1733, December 5: Boat Seen Sailing up in the Clouds

The Legend:

        In 1733 Lewis Morris, described as "an experienced mining engineer, master of many languages and eminent antiquarian," received a report that a farmer in Peibio, a small town near Holyhead, Anglesey, Wales, had seen a sailing ship flying through the air.

        Morris went to investigate the matter personally, and interviewed the farmer -- William John Lewis -- and his wife separately (both had claimed to have seen the flying ship). The farmer claimed that as he was plowing with his servant boy out in the fields on December 5, 1733, he saw a "ship of 90 tons, rigged like a ketch, with its fore-tack and its pennant and 'antient' flying," an imposing sight as it was coming towards him from up in the sky! The day was "indifferent and cloudy," but the ship was clear as could be in all detail. It approached from the mountains of Snowden, about a quarter mile up from the ground. Lewis called his wife, and she arrived in time to see the ship as it was leaving, having turned back towards Snowden, its pennant lowered to the deck and all its sails furled.

        Morris interviewed the farmer's wife first, then Lewis himself. Neither had any doubt about what they had seen, though the wife was worried about what the neighbors would say if Morris published the story. Lewis' description of the ship was exact in all details; he had been able to clearly see the keel under the boat. The farmer and his wife, as well as the plowboy who wasn't interviewed, had seen a flock of birds encounter and avoid the boat, confirming the animals thought something was there as well. Eventually they lost sight of the ship when a cloud blocked their view.

        Though Morris found all of this fantastic to begin with, Lewis had one more surprise to note: he had seen the such a ship before. Twice before, actually... once ten years earlier, and once twenty years earlier, both in the same area.

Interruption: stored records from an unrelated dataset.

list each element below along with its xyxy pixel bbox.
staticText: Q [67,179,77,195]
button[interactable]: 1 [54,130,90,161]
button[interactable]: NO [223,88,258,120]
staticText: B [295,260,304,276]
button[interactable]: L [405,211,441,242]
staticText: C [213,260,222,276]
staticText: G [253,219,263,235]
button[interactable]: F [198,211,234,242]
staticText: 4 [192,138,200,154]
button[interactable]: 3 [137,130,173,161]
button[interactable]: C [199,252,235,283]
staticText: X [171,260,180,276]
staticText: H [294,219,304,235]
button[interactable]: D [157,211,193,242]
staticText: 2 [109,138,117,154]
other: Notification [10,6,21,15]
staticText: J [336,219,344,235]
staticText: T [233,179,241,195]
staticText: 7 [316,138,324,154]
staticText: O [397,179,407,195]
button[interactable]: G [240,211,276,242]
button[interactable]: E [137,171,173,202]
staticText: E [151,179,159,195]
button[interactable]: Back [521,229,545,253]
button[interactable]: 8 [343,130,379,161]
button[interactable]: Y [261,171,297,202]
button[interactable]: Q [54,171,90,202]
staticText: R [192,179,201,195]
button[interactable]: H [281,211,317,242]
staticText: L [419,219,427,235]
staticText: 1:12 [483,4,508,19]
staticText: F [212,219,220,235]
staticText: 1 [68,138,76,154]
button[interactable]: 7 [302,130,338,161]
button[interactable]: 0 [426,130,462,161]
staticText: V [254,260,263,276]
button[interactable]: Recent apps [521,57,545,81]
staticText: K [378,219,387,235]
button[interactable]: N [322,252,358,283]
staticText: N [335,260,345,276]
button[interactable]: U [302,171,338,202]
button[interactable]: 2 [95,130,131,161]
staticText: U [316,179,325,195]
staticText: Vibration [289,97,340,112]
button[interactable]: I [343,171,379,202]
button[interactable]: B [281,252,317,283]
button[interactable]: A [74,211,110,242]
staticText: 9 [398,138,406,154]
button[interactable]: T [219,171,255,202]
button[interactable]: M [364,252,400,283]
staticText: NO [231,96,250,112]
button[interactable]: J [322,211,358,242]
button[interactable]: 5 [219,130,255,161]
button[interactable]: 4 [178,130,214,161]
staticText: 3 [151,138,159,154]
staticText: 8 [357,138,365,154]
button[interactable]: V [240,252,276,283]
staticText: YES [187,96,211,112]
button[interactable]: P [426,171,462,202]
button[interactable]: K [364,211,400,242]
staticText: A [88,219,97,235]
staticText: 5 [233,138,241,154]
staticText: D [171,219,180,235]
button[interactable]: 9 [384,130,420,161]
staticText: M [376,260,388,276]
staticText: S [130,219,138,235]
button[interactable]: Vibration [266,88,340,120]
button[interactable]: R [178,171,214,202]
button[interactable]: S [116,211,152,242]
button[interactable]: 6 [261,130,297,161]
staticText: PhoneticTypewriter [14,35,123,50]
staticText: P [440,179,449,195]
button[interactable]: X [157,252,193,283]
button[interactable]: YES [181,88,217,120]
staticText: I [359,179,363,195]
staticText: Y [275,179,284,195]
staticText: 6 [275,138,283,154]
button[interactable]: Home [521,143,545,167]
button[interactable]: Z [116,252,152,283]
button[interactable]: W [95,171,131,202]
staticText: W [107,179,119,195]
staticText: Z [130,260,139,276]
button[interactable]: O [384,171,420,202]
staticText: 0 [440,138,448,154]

        Morris apparently believed Lewis had in fact seen the vehicle in the sky, for he was worried that these unusual sightings might be omens of a great calamity, and investigated to see if any local disasters could be connected to the two earlier sightings. I don't know if he ever found anything along those lines.

Sources

        Though I've found several books that mention this event, the earliest I've found is 1947... which is about two-hundred years off from the event it describes. Because of this gap, I'm marking this account as 'Unreliable' until I can find a source for it much closer to the date of the incident to prove it was actually reported then.